Sede del Museo della Stampa, qui nacque il poeta Giovanni Fantoni Labindo, mentre nel 1471 Jacopo da Fivizzano vi stampò i primi libri con i caratteri tipografici mobili.

Palazzo Fantoni Bononi è sede del Museo della Stampa, attualmente chiuso per l’inagibilità dell’edificio a seguito del terremoto del giugno 2013.

Perché un Museo della Stampa proprio a Fivizzano?

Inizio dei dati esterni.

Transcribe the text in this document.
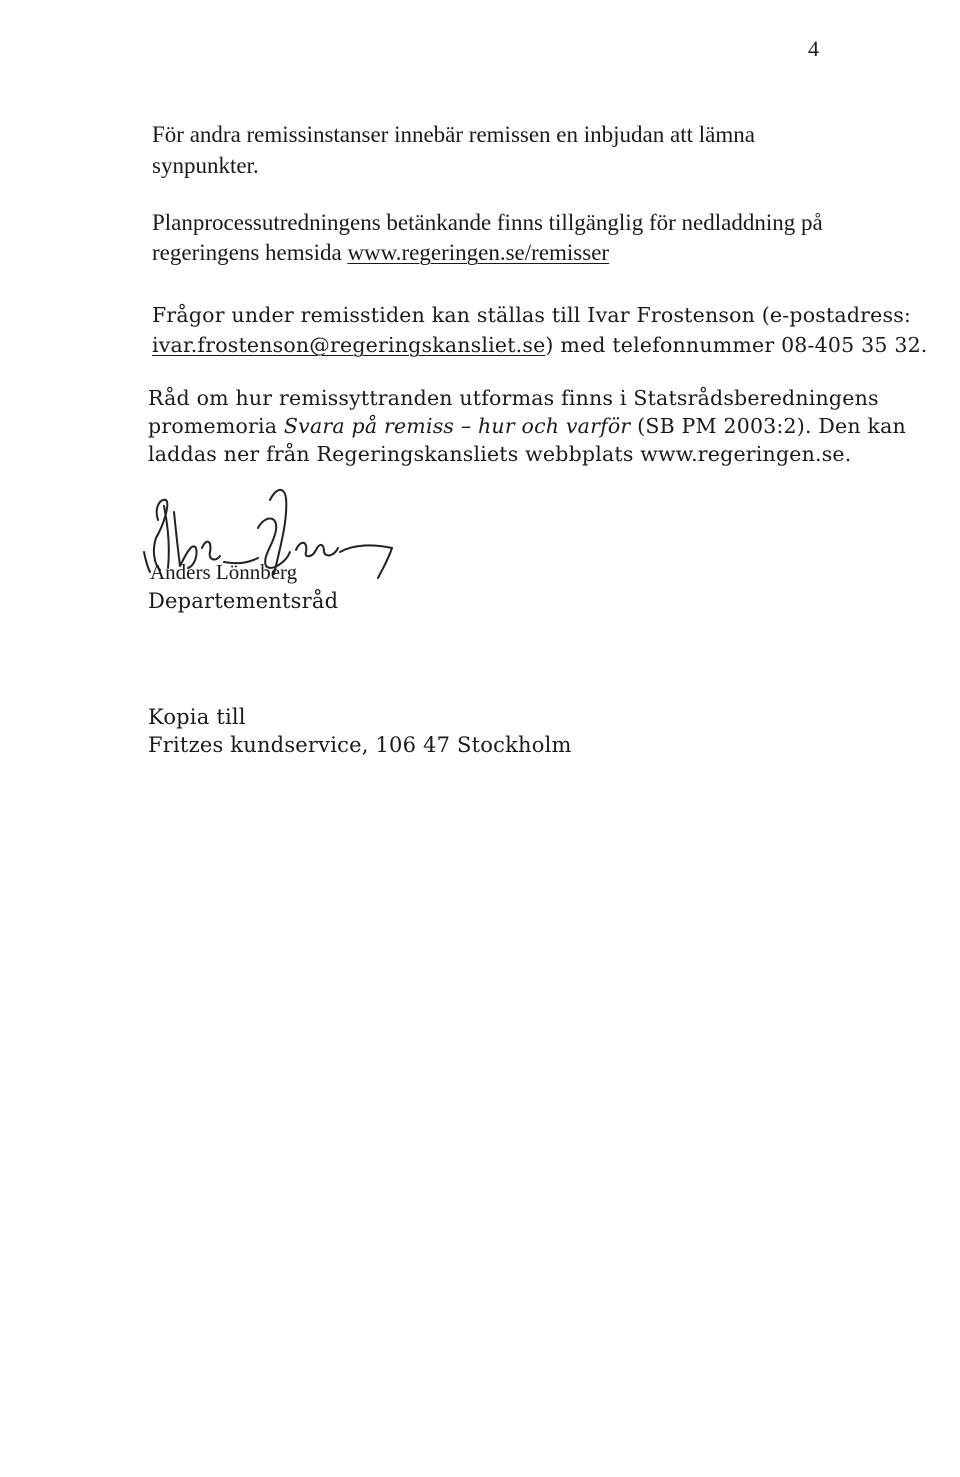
4
För andra remissinstanser innebär remissen en inbjudan att lämna
synpunkter.
Planprocessutredningens betänkande finns tillgänglig för nedladdning på
regeringens hemsida www.regeringen.se/remisser
Frågor under remisstiden kan ställas till Ivar Frostenson (e-postadress:
ivar.frostenson@regeringskansliet.se) med telefonnummer 08-405 35 32.
Råd om hur remissyttranden utformas finns i Statsrådsberedningens
promemoria Svara på remiss – hur och varför (SB PM 2003:2). Den kan
laddas ner från Regeringskansliets webbplats www.regeringen.se.
Anders Lönnberg
Departementsråd
Kopia till
Fritzes kundservice, 106 47 Stockholm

Sulla scia dell’introduzione in Europa della stampa a caratteri mobili operata dal tipografo tedesco Johannes Gutenberg (1400-1468) nella città di Magonza, ben presto la nuova tecnica di produzione libraria si diffonde in tutto il continente, Italia compresa. Il tipografo Jacopo da Fivizzano, appresa l’arte della stampa a Venezia, ritorna nella sua città natale e qui, nel 1471, assieme a Giovanni ed Alessandro Comites in amore benigni, avvia la stampa di alcuni libri con i caratteri mobili (incunaboli), anticipando molte importanti città europee come Bruxelles, Barcellona e Londra.

Il Palazzo diede i natali a Giovanni Fantoni Labindo (1755-1807), poeta e uomo politico fivizzanese, che morì nella stessa stanza dove nacque e i cui resti sono attualmente sepolti nell’Oratorio di San Carlo Borromeo; a lui è dedicata la via che da Piazza Medicea porta al Palazzo Fantoni Bononi, lungo la quale si può trovare un monumento che lo rappresenta. Il nipote di Giovanni, Agostino Fantoni, ideò uno dei primi prototipi di macchina per scrivere nel 1802, per poter aiutare la sorella Anna Carolina, ormai cieca a causa di una malattia, nell’esercizio della scrittura. Del congegno non v’è rimasta traccia, ma alcune lettere conservate negli Archivi di Stato di Massa e Reggio Emilia (e in copia nel Museo) sembrano confermare la paternità dell’invenzione ad opera di Agostino.

Il 6 luglio 1848, nel salone d’onore del palazzo, il granduca di Toscana Leopoldo II eleva Fivizzano al rango di “Città Nobile”, mentre l’anno successivo la città diviene dominio degli Estensi fino all’Unità d’Italia nel 1861. Fra gli ospiti illustri di Palazzo Fantoni Bononi è da annoverare il poeta Giosuè Carducci, ammiratore di Labindo, che soggiornò in questo edificio e definì la città di Fivizzano “una perla sperduta tra i monti”.